Data Plane Routes

All routes handled by the obleth data plane (:8080), authentication requirements, and passthrough behavior.

The data plane listens on port 8080 and proxies OpenAI-compatible requests to the configured upstream. All routes require a valid API key in the Authorization header.

Route table

MethodPathDescription
POST/v1/chat/completionsChat completions (streaming and non-streaming)
POST/v1/completionsLegacy text completions
POST/v1/embeddingsEmbeddings
GET/v1/modelsList available models (from obleth's model registry)
GET/healthLiveness probe (no auth required)

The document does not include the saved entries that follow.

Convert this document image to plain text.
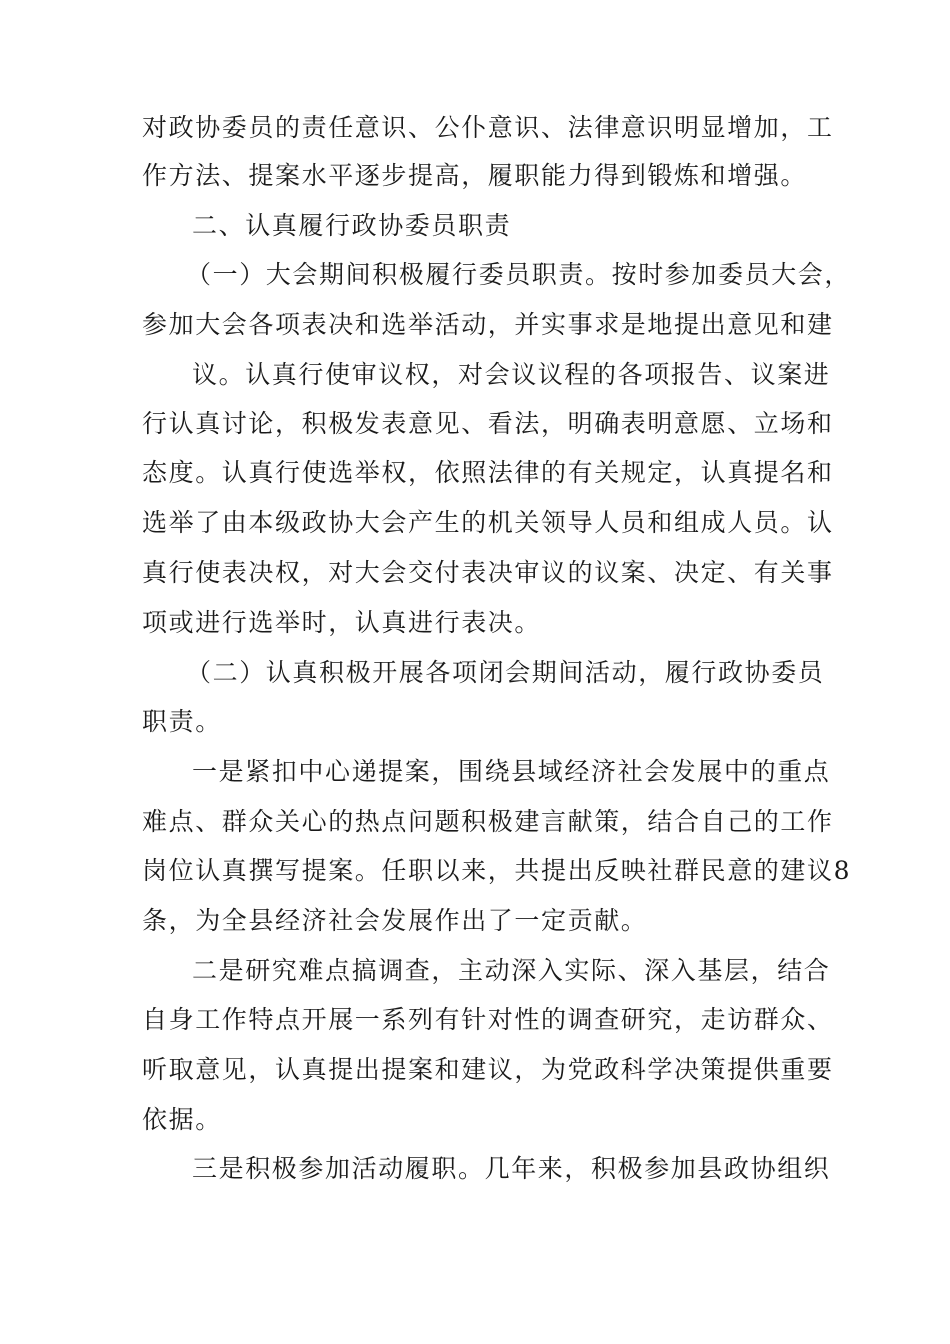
对政协委员的责任意识、公仆意识、法律意识明显增加，工
作方法、提案水平逐步提高，履职能力得到锻炼和增强。
二、认真履行政协委员职责
（一）大会期间积极履行委员职责。按时参加委员大会，
参加大会各项表决和选举活动，并实事求是地提出意见和建
议。认真行使审议权，对会议议程的各项报告、议案进
行认真讨论，积极发表意见、看法，明确表明意愿、立场和
态度。认真行使选举权，依照法律的有关规定，认真提名和
选举了由本级政协大会产生的机关领导人员和组成人员。认
真行使表决权，对大会交付表决审议的议案、决定、有关事
项或进行选举时，认真进行表决。
（二）认真积极开展各项闭会期间活动，履行政协委员
职责。
一是紧扣中心递提案，围绕县域经济社会发展中的重点
难点、群众关心的热点问题积极建言献策，结合自己的工作
岗位认真撰写提案。任职以来，共提出反映社群民意的建议8
条，为全县经济社会发展作出了一定贡献。
二是研究难点搞调查，主动深入实际、深入基层，结合
自身工作特点开展一系列有针对性的调查研究，走访群众、
听取意见，认真提出提案和建议，为党政科学决策提供重要
依据。
三是积极参加活动履职。几年来，积极参加县政协组织
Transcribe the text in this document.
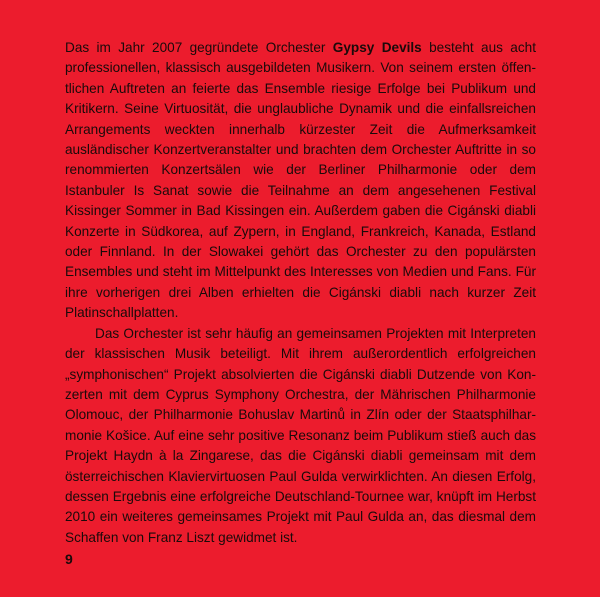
Das im Jahr 2007 gegründete Orchester Gypsy Devils besteht aus acht professionellen, klassisch ausgebildeten Musikern. Von seinem ersten öffentlichen Auftreten an feierte das Ensemble riesige Erfolge bei Publikum und Kritikern. Seine Virtuosität, die unglaubliche Dynamik und die einfallsreichen Arrangements weckten innerhalb kürzester Zeit die Aufmerksamkeit ausländischer Konzertveranstalter und brachten dem Orchester Auftritte in so renommierten Konzertsälen wie der Berliner Philharmonie oder dem Istanbuler Is Sanat sowie die Teilnahme an dem angesehenen Festival Kissinger Sommer in Bad Kissingen ein. Außerdem gaben die Cigánski diabli Konzerte in Südkorea, auf Zypern, in England, Frankreich, Kanada, Estland oder Finnland. In der Slowakei gehört das Orchester zu den populärsten Ensembles und steht im Mittelpunkt des Interesses von Medien und Fans. Für ihre vorherigen drei Alben erhielten die Cigánski diabli nach kurzer Zeit Platinschallplatten.

Das Orchester ist sehr häufig an gemeinsamen Projekten mit Interpreten der klassischen Musik beteiligt. Mit ihrem außerordentlich erfolgreichen „symphonischen“ Projekt absolvierten die Cigánski diabli Dutzende von Konzerten mit dem Cyprus Symphony Orchestra, der Mährischen Philharmonie Olomouc, der Philharmonie Bohuslav Martinů in Zlín oder der Staatsphilharmonie Košice. Auf eine sehr positive Resonanz beim Publikum stieß auch das Projekt Haydn à la Zingarese, das die Cigánski diabli gemeinsam mit dem österreichischen Klaviervirtuosen Paul Gulda verwirklichten. An diesen Erfolg, dessen Ergebnis eine erfolgreiche Deutschland-Tournee war, knüpft im Herbst 2010 ein weiteres gemeinsames Projekt mit Paul Gulda an, das diesmal dem Schaffen von Franz Liszt gewidmet ist.

9
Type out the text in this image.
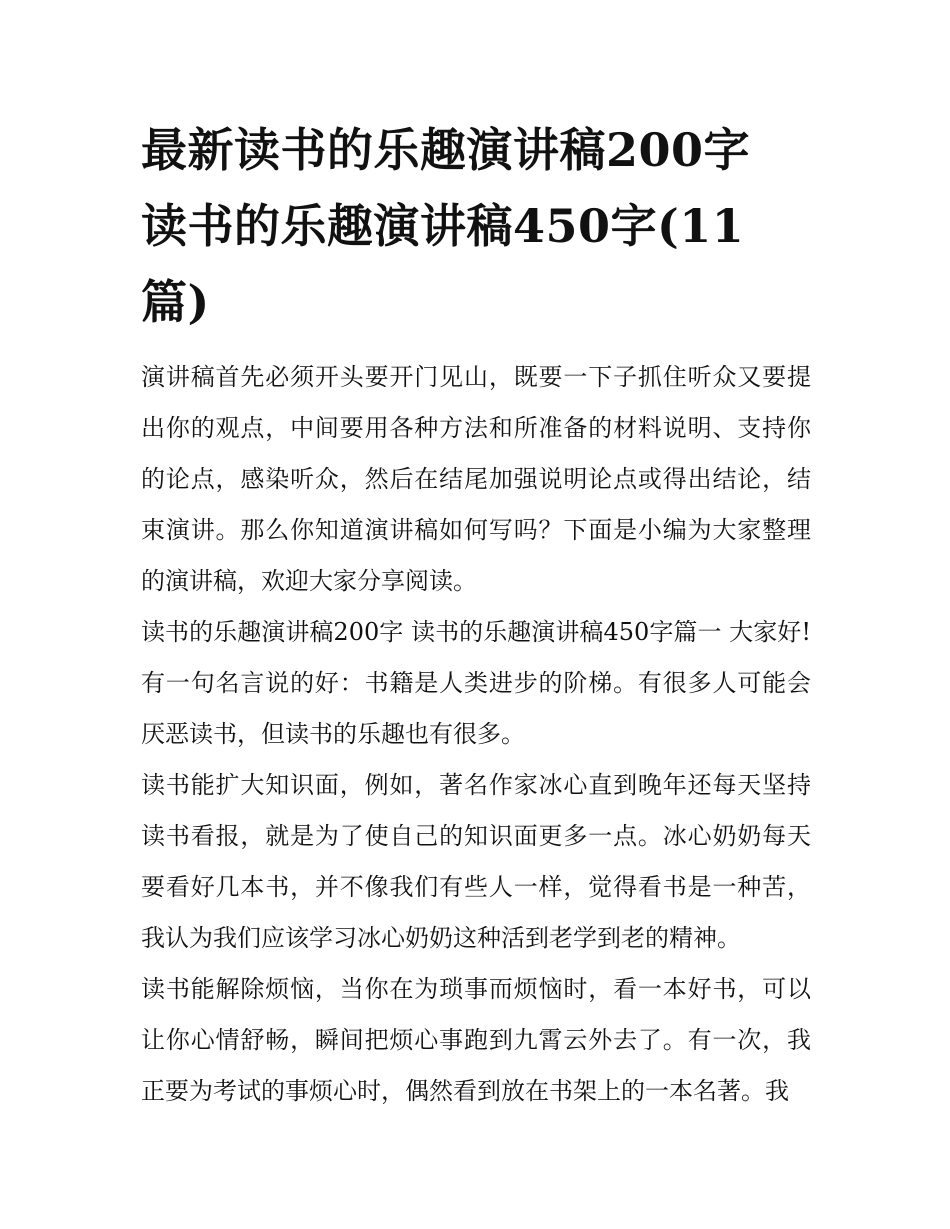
最新读书的乐趣演讲稿200字 读书的乐趣演讲稿450字(11篇)

演讲稿首先必须开头要开门见山，既要一下子抓住听众又要提出你的观点，中间要用各种方法和所准备的材料说明、支持你的论点，感染听众，然后在结尾加强说明论点或得出结论，结束演讲。那么你知道演讲稿如何写吗？下面是小编为大家整理的演讲稿，欢迎大家分享阅读。

读书的乐趣演讲稿200字 读书的乐趣演讲稿450字篇一 大家好! 有一句名言说的好：书籍是人类进步的阶梯。有很多人可能会厌恶读书，但读书的乐趣也有很多。

读书能扩大知识面，例如，著名作家冰心直到晚年还每天坚持读书看报，就是为了使自己的知识面更多一点。冰心奶奶每天要看好几本书，并不像我们有些人一样，觉得看书是一种苦，我认为我们应该学习冰心奶奶这种活到老学到老的精神。

读书能解除烦恼，当你在为琐事而烦恼时，看一本好书，可以让你心情舒畅，瞬间把烦心事跑到九霄云外去了。有一次，我正要为考试的事烦心时，偶然看到放在书架上的一本名著。我
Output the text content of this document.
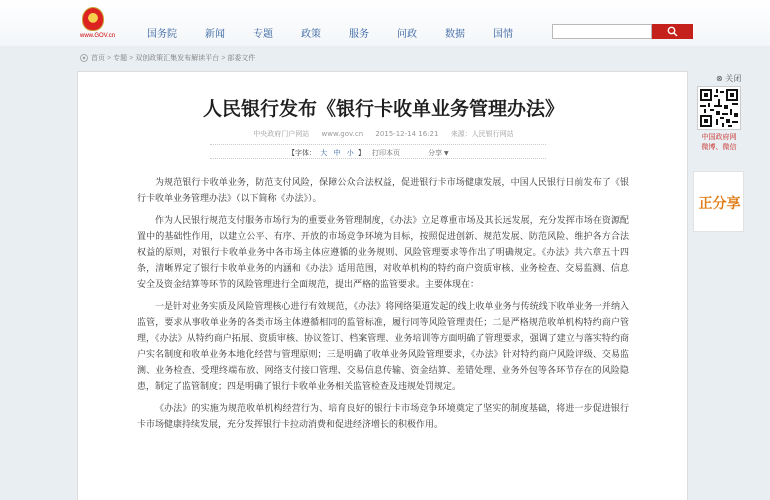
www.GOV.cn	国务院	新闻	专题	政策	服务	问政	数据	国情
首页 > 专题 > 双创政策汇集发布解读平台 > 部委文件
人民银行发布《银行卡收单业务管理办法》
中央政府门户网站 www.gov.cn 2015-12-14 16:21 来源：人民银行网站
【字体： 大 中 小 】 打印本页	分享 ▼

为规范银行卡收单业务，防范支付风险，保障公众合法权益，促进银行卡市场健康发展，中国人民银行日前发布了《银行卡收单业务管理办法》（以下简称《办法》）。

作为人民银行规范支付服务市场行为的重要业务管理制度，《办法》立足尊重市场及其长远发展，充分发挥市场在资源配置中的基础性作用，以建立公平、有序、开放的市场竞争环境为目标，按照促进创新、规范发展、防范风险、维护各方合法权益的原则，对银行卡收单业务中各市场主体应遵循的业务规则、风险管理要求等作出了明确规定。《办法》共六章五十四条，清晰界定了银行卡收单业务的内涵和《办法》适用范围，对收单机构的特约商户资质审核、业务检查、交易监测、信息安全及资金结算等环节的风险管理进行全面规范，提出严格的监管要求。主要体现在：

一是针对业务实质及风险管理核心进行有效规范，《办法》将网络渠道发起的线上收单业务与传统线下收单业务一并纳入监管，要求从事收单业务的各类市场主体遵循相同的监管标准，履行同等风险管理责任；二是严格规范收单机构特约商户管理，《办法》从特约商户拓展、资质审核、协议签订、档案管理、业务培训等方面明确了管理要求，强调了建立与落实特约商户实名制度和收单业务本地化经营与管理原则；三是明确了收单业务风险管理要求，《办法》针对特约商户风险评级、交易监测、业务检查、受理终端布放、网络支付接口管理、交易信息传输、资金结算、差错处理、业务外包等各环节存在的风险隐患，制定了监管制度；四是明确了银行卡收单业务相关监管检查及违规处罚规定。

《办法》的实施为规范收单机构经营行为、培育良好的银行卡市场竞争环境奠定了坚实的制度基础，将进一步促进银行卡市场健康持续发展，充分发挥银行卡拉动消费和促进经济增长的积极作用。

⊗ 关闭
中国政府网
微博、微信
正分享
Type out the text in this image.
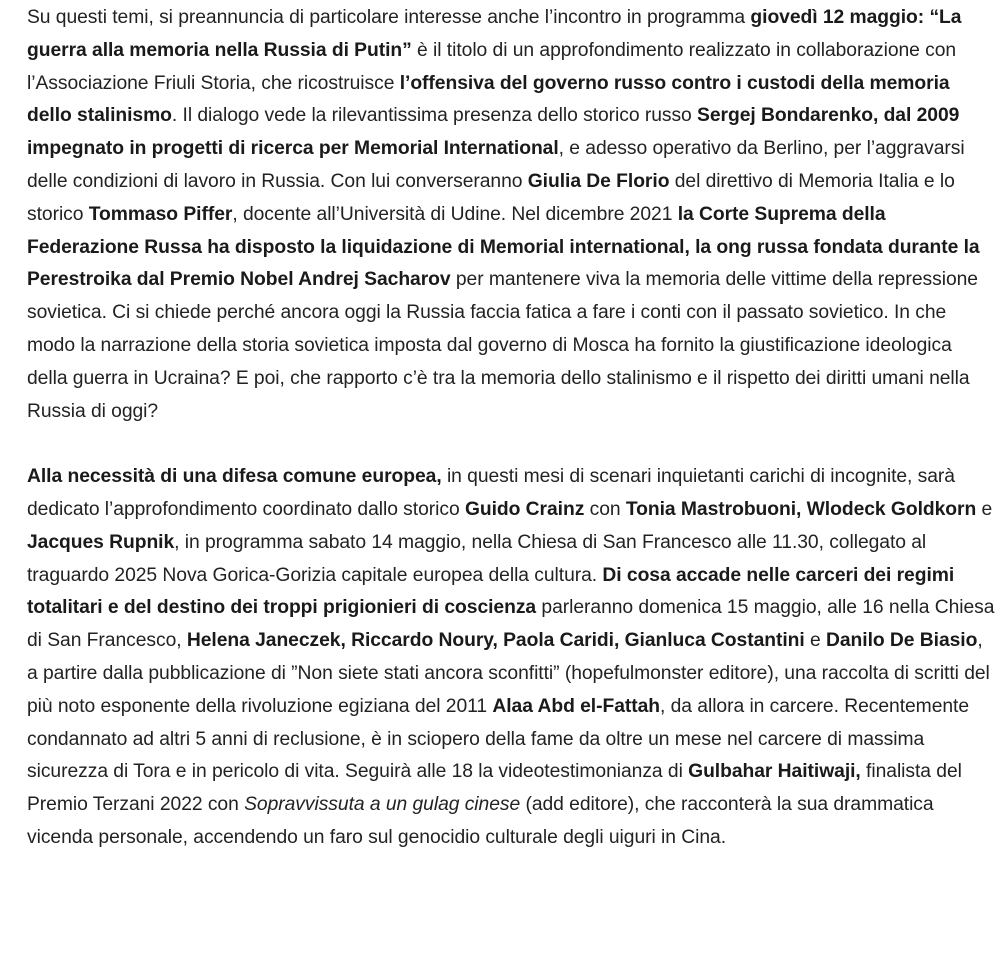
Su questi temi, si preannuncia di particolare interesse anche l’incontro in programma giovedì 12 maggio: “La guerra alla memoria nella Russia di Putin” è il titolo di un approfondimento realizzato in collaborazione con l’Associazione Friuli Storia, che ricostruisce l’offensiva del governo russo contro i custodi della memoria dello stalinismo. Il dialogo vede la rilevantissima presenza dello storico russo Sergej Bondarenko, dal 2009 impegnato in progetti di ricerca per Memorial International, e adesso operativo da Berlino, per l’aggravarsi delle condizioni di lavoro in Russia. Con lui converseranno Giulia De Florio del direttivo di Memoria Italia e lo storico Tommaso Piffer, docente all’Università di Udine. Nel dicembre 2021 la Corte Suprema della Federazione Russa ha disposto la liquidazione di Memorial international, la ong russa fondata durante la Perestroika dal Premio Nobel Andrej Sacharov per mantenere viva la memoria delle vittime della repressione sovietica. Ci si chiede perché ancora oggi la Russia faccia fatica a fare i conti con il passato sovietico. In che modo la narrazione della storia sovietica imposta dal governo di Mosca ha fornito la giustificazione ideologica della guerra in Ucraina? E poi, che rapporto c’è tra la memoria dello stalinismo e il rispetto dei diritti umani nella Russia di oggi?

Alla necessità di una difesa comune europea, in questi mesi di scenari inquietanti carichi di incognite, sarà dedicato l’approfondimento coordinato dallo storico Guido Crainz con Tonia Mastrobuoni, Wlodeck Goldkorn e Jacques Rupnik, in programma sabato 14 maggio, nella Chiesa di San Francesco alle 11.30, collegato al traguardo 2025 Nova Gorica-Gorizia capitale europea della cultura. Di cosa accade nelle carceri dei regimi totalitari e del destino dei troppi prigionieri di coscienza parleranno domenica 15 maggio, alle 16 nella Chiesa di San Francesco, Helena Janeczek, Riccardo Noury, Paola Caridi, Gianluca Costantini e Danilo De Biasio, a partire dalla pubblicazione di ”Non siete stati ancora sconfitti” (hopefulmonster editore), una raccolta di scritti del più noto esponente della rivoluzione egiziana del 2011 Alaa Abd el-Fattah, da allora in carcere. Recentemente condannato ad altri 5 anni di reclusione, è in sciopero della fame da oltre un mese nel carcere di massima sicurezza di Tora e in pericolo di vita. Seguirà alle 18 la videotestimonianza di Gulbahar Haitiwaji, finalista del Premio Terzani 2022 con Sopravvissuta a un gulag cinese (add editore), che racconterà la sua drammatica vicenda personale, accendendo un faro sul genocidio culturale degli uiguri in Cina.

All other paths are forwarded to the upstream as-is (passthrough). This means vendor-specific extensions like /v1/batch or /v1/files work without any obleth configuration.

Authentication

Every request (except /health) must include:

Authorization: Bearer sk_<48 hex chars>

The key is resolved as described in the Authentication reference.

Request handling

  1. Auth key is resolved → tenant, weight, group, TPM quota looked up
  2. Model name extracted from JSON body → matched against model registry
  3. Token estimate computed from the request body
  4. Response cache checked if enabled for the model
  5. Admission: in-flight check → queue if at capacity → brownout if wait exceeded
  6. Budget checked and reserved atomically via Redis Lua
  7. Request forwarded to upstream with headers:
    • Authorization replaced with model's api_key (if set)
  8. Streaming response streamed back to client
  9. Actual token counts extracted from the response tail when the upstream reports usage
  10. Budget reconciled (reserve → actual delta refunded)
  11. Usage record written to ClickHouse (or WAL)

Header handling

obleth forwards client headers except hop-by-hop, auth, and encoding headers:

  • host
  • content-length
  • authorization
  • x-api-key
  • accept-encoding
  • connection

Response cache

When cache is enabled for a model, the data plane:

  1. Computes SHA-256(model + request_body) before forwarding
  2. Checks obleth:cache:{hash} in Redis
  3. On hit: returns cached response immediately (no upstream call, no fairshare permit, no budget reserve)
  4. On miss: forwards request, then stores successful non-brownout responses up to 512 KiB with the model's cache_ttl_secs

Cache hits include X-Obleth-Cache: hit. Misses continue through the normal streaming path and are recorded in the usage ledger as cache_status = "miss".